As described earlier, the final report will depend strongly on what our case studies, our workshops, and the conversations surrounding them happen to reveal. We don’t have a predetermined set of outcomes or set agenda, aside from our shared philosophy of exploration, access, critique, and a strong desire to ensure that our uses of AI are ethical and true both to the missions of our various cultural heritage organizations and to the norms of humanities scholarship.
Would you have any suggestions for best practices to recommend for practitioners looking to embark on AI integration into their work?
Come to our workshops, and stay tuned for our case studies and final white paper as they’re published over the next 18 months!
Although many of our institutions may seem very “advanced” in their use of AI to those who haven’t yet embarked on it, “advanced” is a concept that I try always to use cautiously, and often even ironically: I don’t believe in a sort of teleological end-goal or prescribed “path forward” for AI that all cultural heritages should strive to follow.
That also means that nobody is actually “behind” in any of these activities! Embark on “AI integration” if you will — if the topic and the methods themselves are of interest, or if you truly believe that your collections and their users can benefit, or even if you just want to experiment to find out whether they can benefit! But do it thoughtfully, critically, and in collaboration with the growing AI and cultural heritage community of which our AEOLIAN Network is a part.
I’m also interested in how this project came about, and if there are any related projects or research you would like to include here.
Our PI in United Kingdom, Dr.
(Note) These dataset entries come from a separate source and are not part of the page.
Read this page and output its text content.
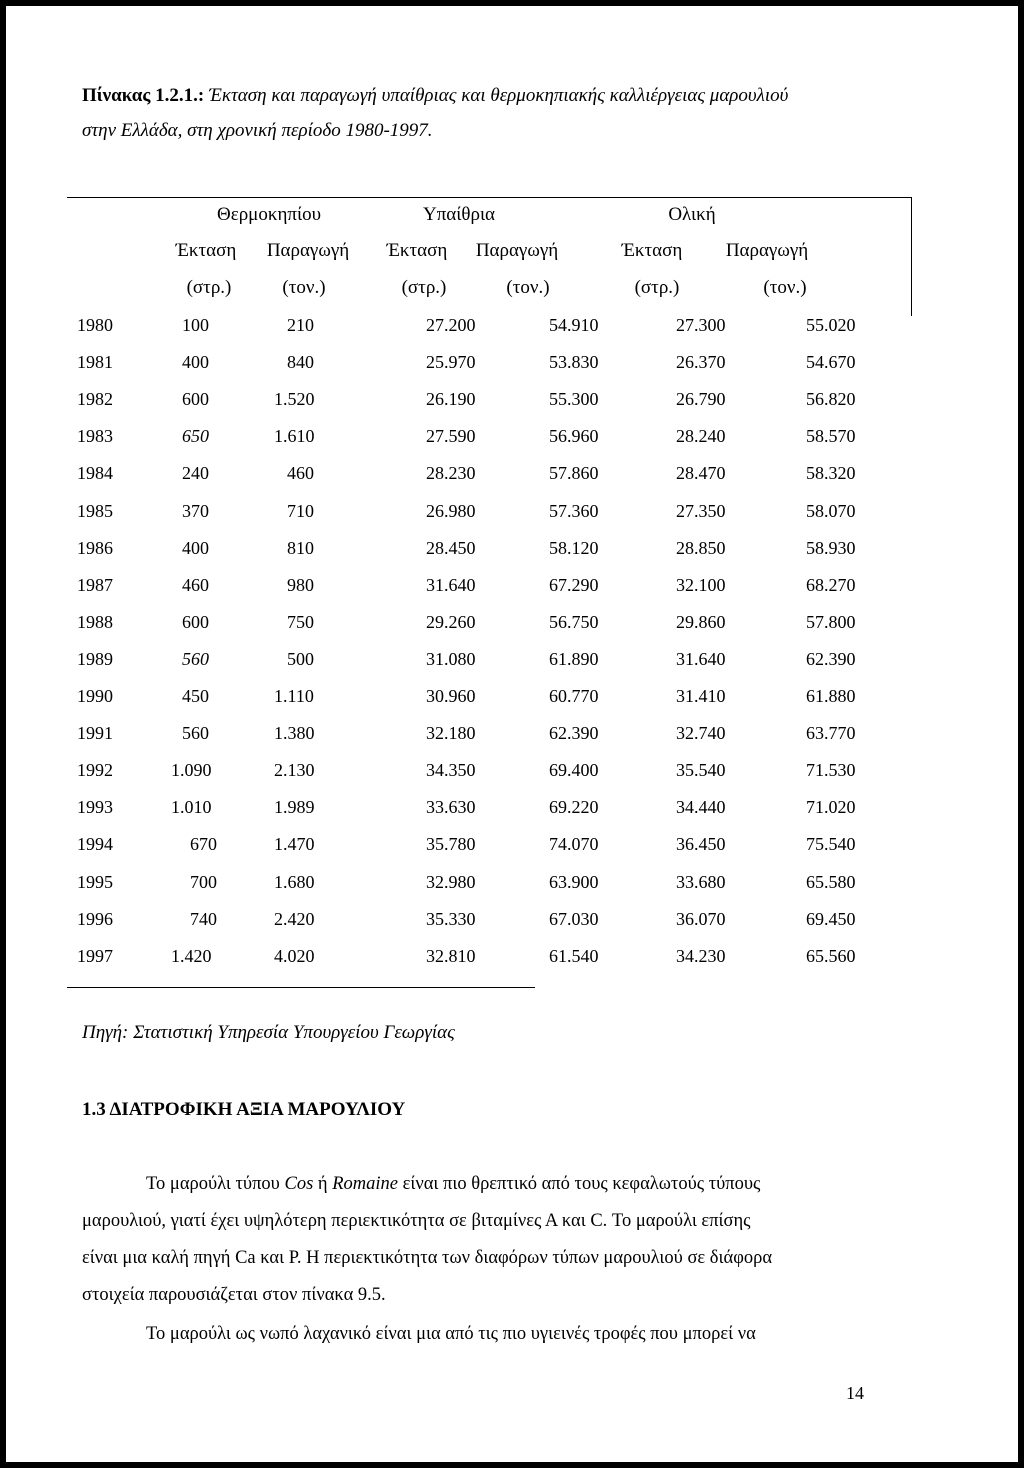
Πίνακας 1.2.1.: Έκταση και παραγωγή υπαίθριας και θερμοκηπιακής καλλιέργειας μαρουλιού
στην Ελλάδα, στη χρονική περίοδο 1980-1997.
Θερμοκηπίου	Υπαίθρια	Ολική
Έκταση	Παραγωγή	Έκταση	Παραγωγή	Έκταση	Παραγωγή
(στρ.)	(τον.)	(στρ.)	(τον.)	(στρ.)	(τον.)
1980	100	210	27.200	54.910	27.300	55.020
1981	400	840	25.970	53.830	26.370	54.670
1982	600	1.520	26.190	55.300	26.790	56.820
1983	650	1.610	27.590	56.960	28.240	58.570
1984	240	460	28.230	57.860	28.470	58.320
1985	370	710	26.980	57.360	27.350	58.070
1986	400	810	28.450	58.120	28.850	58.930
1987	460	980	31.640	67.290	32.100	68.270
1988	600	750	29.260	56.750	29.860	57.800
1989	560	500	31.080	61.890	31.640	62.390
1990	450	1.110	30.960	60.770	31.410	61.880
1991	560	1.380	32.180	62.390	32.740	63.770
1992	1.090	2.130	34.350	69.400	35.540	71.530
1993	1.010	1.989	33.630	69.220	34.440	71.020
1994	670	1.470	35.780	74.070	36.450	75.540
1995	700	1.680	32.980	63.900	33.680	65.580
1996	740	2.420	35.330	67.030	36.070	69.450
1997	1.420	4.020	32.810	61.540	34.230	65.560
Πηγή: Στατιστική Υπηρεσία Υπουργείου Γεωργίας
1.3 ΔΙΑΤΡΟΦΙΚΗ ΑΞΙΑ ΜΑΡΟΥΛΙΟΥ
Το μαρούλι τύπου Cos ή Romaine είναι πιο θρεπτικό από τους κεφαλωτούς τύπους
μαρουλιού, γιατί έχει υψηλότερη περιεκτικότητα σε βιταμίνες Α και C. Το μαρούλι επίσης
είναι μια καλή πηγή Ca και P. Η περιεκτικότητα των διαφόρων τύπων μαρουλιού σε διάφορα
στοιχεία παρουσιάζεται στον πίνακα 9.5.
Το μαρούλι ως νωπό λαχανικό είναι μια από τις πιο υγιεινές τροφές που μπορεί να
14
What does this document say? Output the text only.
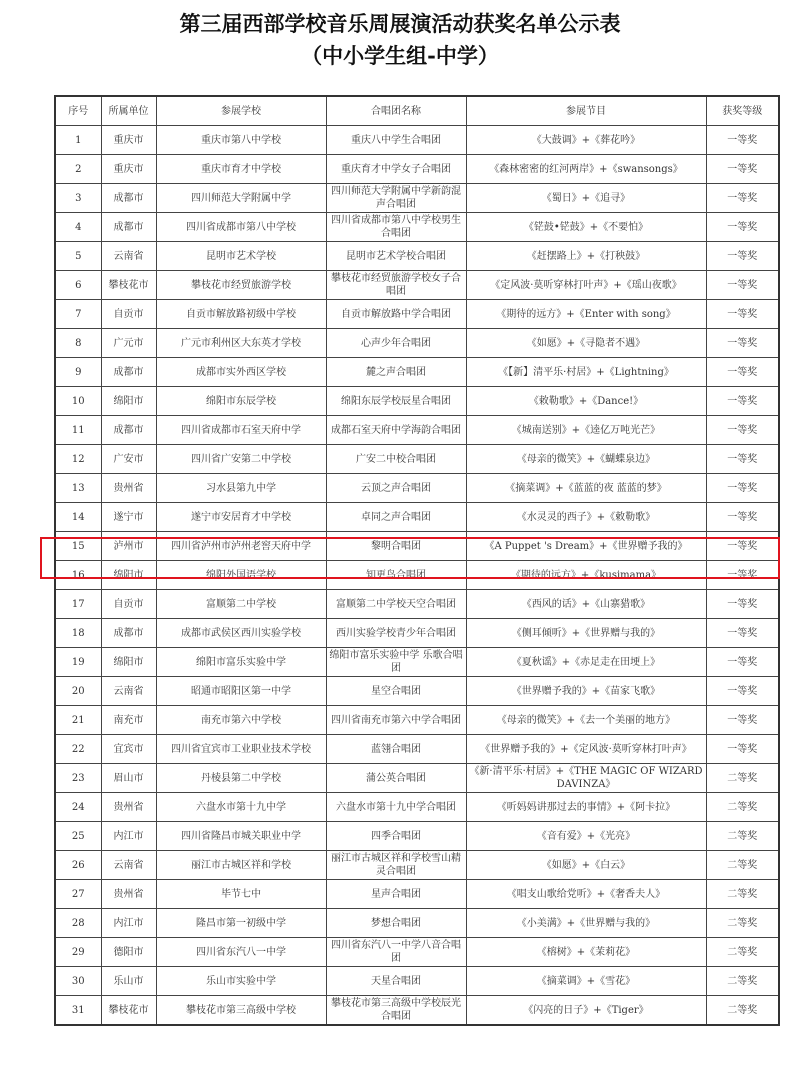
第三届西部学校音乐周展演活动获奖名单公示表
（中小学生组-中学）
序号	所属单位	参展学校	合唱团名称	参展节目	获奖等级
1	重庆市	重庆市第八中学校	重庆八中学生合唱团	《大鼓调》+《葬花吟》	一等奖
2	重庆市	重庆市育才中学校	重庆育才中学女子合唱团	《森林密密的红河两岸》+《swansongs》	一等奖
3	成都市	四川师范大学附属中学	四川师范大学附属中学新韵混声合唱团	《蜀日》+《追寻》	一等奖
4	成都市	四川省成都市第八中学校	四川省成都市第八中学校男生合唱团	《铓鼓•铓鼓》+《不要怕》	一等奖
5	云南省	昆明市艺术学校	昆明市艺术学校合唱团	《赶摆路上》+《打秧鼓》	一等奖
6	攀枝花市	攀枝花市经贸旅游学校	攀枝花市经贸旅游学校女子合唱团	《定风波·莫听穿林打叶声》+《瑶山夜歌》	一等奖
7	自贡市	自贡市解放路初级中学校	自贡市解放路中学合唱团	《期待的远方》+《Enter with song》	一等奖
8	广元市	广元市利州区大东英才学校	心声少年合唱团	《如愿》+《寻隐者不遇》	一等奖
9	成都市	成都市实外西区学校	麓之声合唱团	《【新】清平乐·村居》+《Lightning》	一等奖
10	绵阳市	绵阳市东辰学校	绵阳东辰学校辰星合唱团	《敕勒歌》+《Dance!》	一等奖
11	成都市	四川省成都市石室天府中学	成都石室天府中学海韵合唱团	《城南送别》+《逵亿万吨光芒》	一等奖
12	广安市	四川省广安第二中学校	广安二中校合唱团	《母亲的微笑》+《蝴蝶泉边》	一等奖
13	贵州省	习水县第九中学	云顶之声合唱团	《摘菜调》+《蓝蓝的夜 蓝蓝的梦》	一等奖
14	遂宁市	遂宁市安居育才中学校	卓同之声合唱团	《水灵灵的西子》+《敕勒歌》	一等奖
15	泸州市	四川省泸州市泸州老窖天府中学	黎明合唱团	《A Puppet 's Dream》+《世界赠予我的》	一等奖
16	绵阳市	绵阳外国语学校	知更鸟合唱团	《期待的远方》+《kusimama》	一等奖
17	自贡市	富顺第二中学校	富顺第二中学校天空合唱团	《西风的话》+《山寨猎歌》	一等奖
18	成都市	成都市武侯区西川实验学校	西川实验学校青少年合唱团	《侧耳倾听》+《世界赠与我的》	一等奖
19	绵阳市	绵阳市富乐实验中学	绵阳市富乐实验中学 乐歌合唱团	《夏秋谣》+《赤足走在田埂上》	一等奖
20	云南省	昭通市昭阳区第一中学	星空合唱团	《世界赠予我的》+《苗家飞歌》	一等奖
21	南充市	南充市第六中学校	四川省南充市第六中学合唱团	《母亲的微笑》+《去一个美丽的地方》	一等奖
22	宜宾市	四川省宜宾市工业职业技术学校	蓝翎合唱团	《世界赠予我的》+《定风波·莫听穿林打叶声》	一等奖
23	眉山市	丹棱县第二中学校	蒲公英合唱团	《新·清平乐·村居》+《THE MAGIC OF WIZARD DAVINZA》	二等奖
24	贵州省	六盘水市第十九中学	六盘水市第十九中学合唱团	《听妈妈讲那过去的事情》+《阿卡拉》	二等奖
25	内江市	四川省隆昌市城关职业中学	四季合唱团	《音有爱》+《光亮》	二等奖
26	云南省	丽江市古城区祥和学校	丽江市古城区祥和学校雪山精灵合唱团	《如愿》+《白云》	二等奖
27	贵州省	毕节七中	星声合唱团	《唱支山歌给党听》+《奢香夫人》	二等奖
28	内江市	隆昌市第一初级中学	梦想合唱团	《小美满》+《世界赠与我的》	二等奖
29	德阳市	四川省东汽八一中学	四川省东汽八一中学八音合唱团	《榕树》+《茉莉花》	二等奖
30	乐山市	乐山市实验中学	天星合唱团	《摘菜调》+《雪花》	二等奖
31	攀枝花市	攀枝花市第三高级中学校	攀枝花市第三高级中学校辰光合唱团	《闪亮的日子》+《Tiger》	二等奖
Lise Jaillant of Loughborough University, leads a similarly-themed project in the UK and Republic of Ireland called AURA: Archives in the UK and Republic of Ireland & AI. The AEOLIAN Network is very much a trans-Atlantic expansion of the AURA Network, and a continuation of its work and mission.
——
Special thank you to Mr. Worthey for his time participating in the email interview, and I am quite excited to participate in the remaining workshops.

Virginia Dressler is the Digital Projects Librarian at Kent State University. Her specialty areas are project management and digitization, working primarily with the university’s unique collections. She holds a Master’s of Library and Information Science from Kent State University (2007), a Master’s of the Arts in Art Gallery and Museum Studies from the University of Leeds (2003) and a certificate in advanced librarianship (digital libraries) from Kent State University (2014). Her research areas include privacy in digital collections and the Right to be Forgotten. She is author of Framing Privacy in Digital Collections with Ethical Decision Making (Morgan & Claypool, 2018).